JB, are you okay?
Just got out of purgatory...onto the next one. Oh lawd. Pray for faith. Thanks in advance. :Rose::Rose:
Shimmie thank you so much for taking the time to pray! I'm praying I have a better week this week.
Asking for prayers for my son. He's been incessantly bullied and find out today the boys have hit him too.....he said something inappropriate in anger and here we are at the hospital so he can be evaluated and allowed back at school.
I'm at my breaking point....just need God to come through for us. Thank you all.
These past few weeks have been such an emotional roller coaster for me...one moment I'm up, the next moment I'm down. I'm asking that you ladies pray for me. My heart is heavy and I can't seem to shake this feeling of loneliness and anxiety.
I ask that you ladies pray for me as well as my family. A family problem that has been a secret since I was child has been made public and it's affecting my sibling and myself. I find that I am isolating myself to keep me from talking about it. My ultamate fear that she (the family member most effected) will go back to an unhealthy situation because she has no other choice.
I myself have had a lot going on in my life. I find myself to be constantly stressed out and sometimes depressed.
I removed myself from an abusive (emotionally/ psychological) relationship earlier this year, but I'm still dealing with soul ties...not only from my previous relationship, but others that I put myself into.
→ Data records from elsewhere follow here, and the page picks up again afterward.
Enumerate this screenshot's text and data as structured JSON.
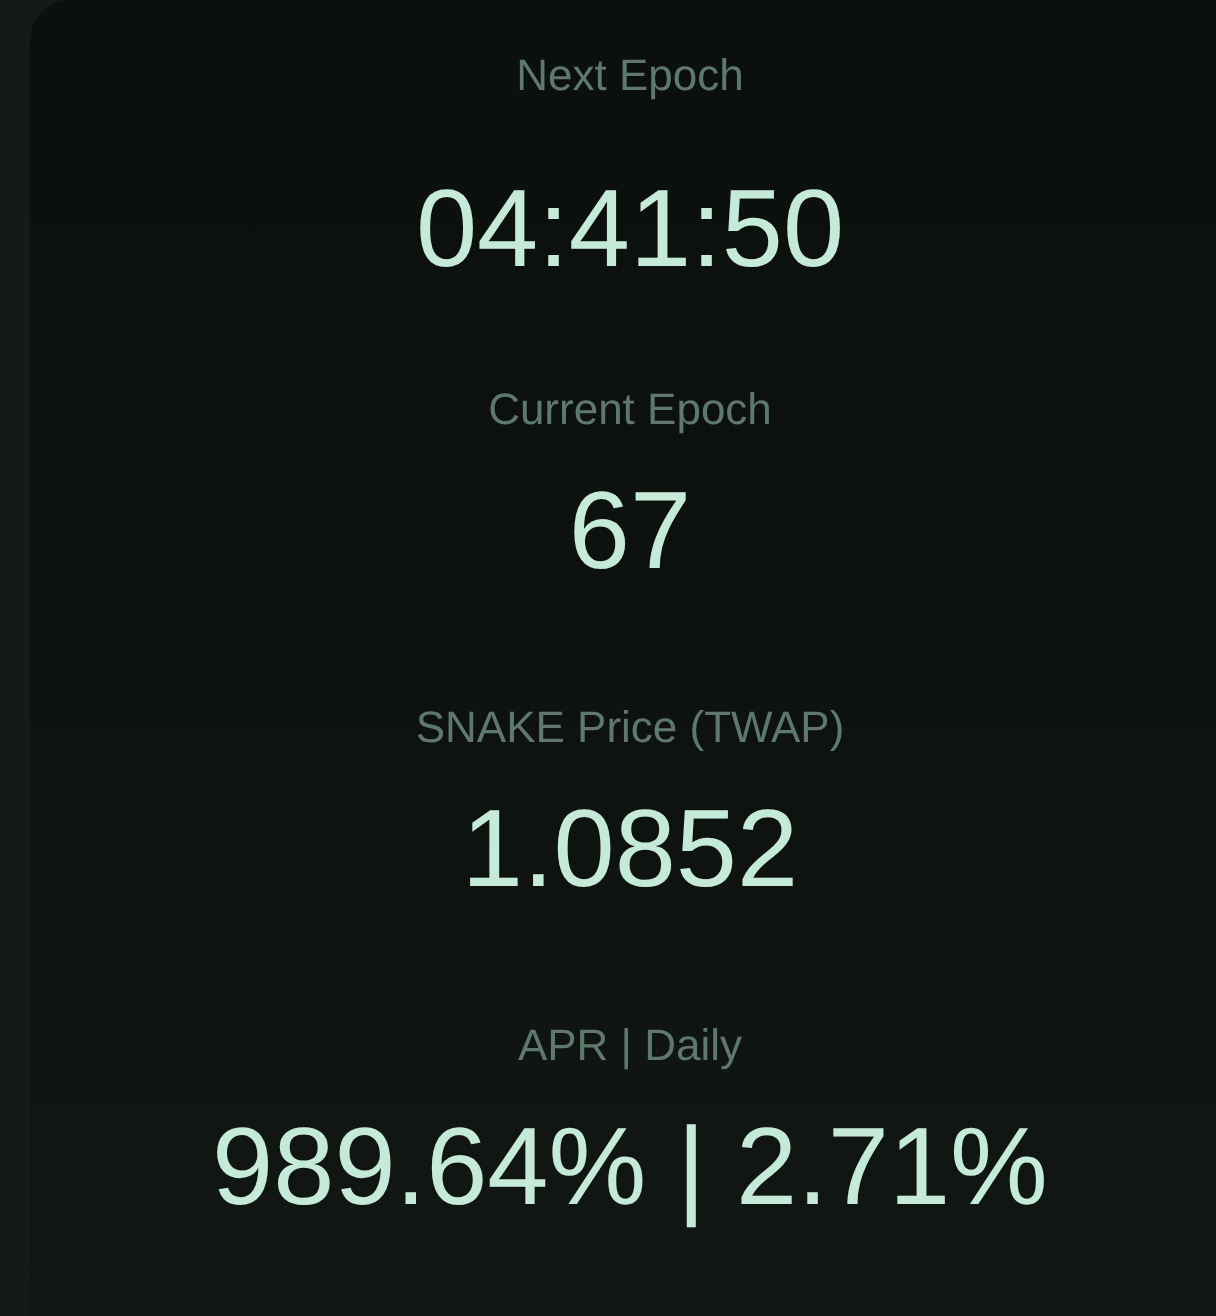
{
  "stats": [
    {
      "kind": "countdown",
      "label": "Next Epoch",
      "value": "04:41:50"
    },
    {
      "kind": "plain",
      "label": "Current Epoch",
      "value": "67"
    },
    {
      "kind": "plain",
      "label": "SNAKE Price (TWAP)",
      "value": "1.0852"
    },
    {
      "kind": "plain",
      "label": "APR | Daily",
      "value": "989.64% | 2.71%"
    }
  ]
}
I realize that I have no one to blame but myself because I chose to be with these men in my past. I've tried to pray them away, but I'm still haunted with thoughts an dreams that I awaken from with distress.
I feel like I'm always "going through something" and although I put on a brave front and seem strong through it all,
frankly...I'm tired.
Please keep my new little cousin Joel in your prayers. Doctors had to take him at 24 weeks since his mom was in distress. He was born at 460 grams, about 1 lb. He is doing well so far, albeit tiny.
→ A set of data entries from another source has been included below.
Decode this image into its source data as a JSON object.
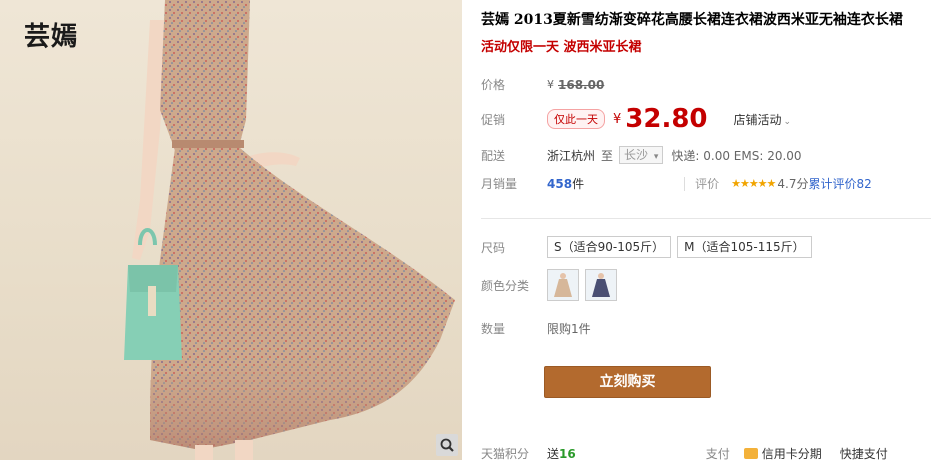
{
  "brand": "芸嫣",
  "title": "芸嫣 2013夏新雪纺渐变碎花高腰长裙连衣裙波西米亚无袖连衣长裙",
  "promo": "活动仅限一天 波西米亚长裙",
  "price": {
    "label": "价格",
    "currency": "¥",
    "original": "168.00"
  },
  "promo_price": {
    "label": "促销",
    "tag": "仅此一天",
    "currency": "¥",
    "value": "32.80",
    "shop_activity": "店铺活动"
  },
  "delivery": {
    "label": "配送",
    "from": "浙江杭州",
    "to_word": "至",
    "city": "长沙",
    "fees": "快递: 0.00 EMS: 20.00"
  },
  "sales": {
    "label": "月销量",
    "count": "458",
    "unit": "件",
    "review_label": "评价",
    "stars": "★★★★★",
    "rating": "4.7分",
    "review_text": "累计评价",
    "review_count": "82"
  },
  "size": {
    "label": "尺码",
    "options": [
      "S（适合90-105斤）",
      "M（适合105-115斤）"
    ]
  },
  "color": {
    "label": "颜色分类"
  },
  "quantity": {
    "label": "数量",
    "limit": "限购1件"
  },
  "buy_label": "立刻购买",
  "bottom": {
    "points_label": "天猫积分",
    "send": "送",
    "points": "16",
    "pay_label": "支付",
    "credit": "信用卡分期",
    "quick": "快捷支付"
  },
  "colors": {
    "price_red": "#c40000",
    "buy_button": "#b36a2e",
    "stars": "#f1a400",
    "link_blue": "#3366cc"
  },
  "icons": [
    "zoom-icon",
    "chevron-down-icon",
    "credit-card-icon"
  ]
}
My mother's health has been deteriorating for a decade now...I am unable to focus at work or sleep because of it. Me and my sisters are constantly fighting over how we should proceed, we can't seem to agree. Pray for our family please.
My mother's health has been deteriorating for a decade now...I am unable to focus at work or sleep because of it. Me and my sisters are constantly fighting over how we should proceed, we can't seem to agree. Pray for our family please.
Please pray that I do not give in to temptation!
Please keep my new little cousin Joel in your prayers. Doctors had to take him at 24 weeks since his mom was in distress. He was born at 460 grams, about 1 lb. He is doing well so far, albeit tiny.
Joel is an angel now. The blood transfusion wasn't successful and he passed away this morning.
I'm trying to transition from my current career in the television production business to teaching.
I just had my final interview with Teach for America today and I should know if I've been accepted or not on December 15th.
I'm praying that God will open this down for me and allow me to pursue what I believe is my true calling.
I'm also hoping that they place me in Atlanta as I'm already settled here and I really don't want to have to move.
Hi ladies, everything has been going well so far but I need a little PUSH (pray until something happens). Could you please pray that the Holy Spirit continues to be a powerful force in my life and be the powerful driving force in some movements that I would like to make.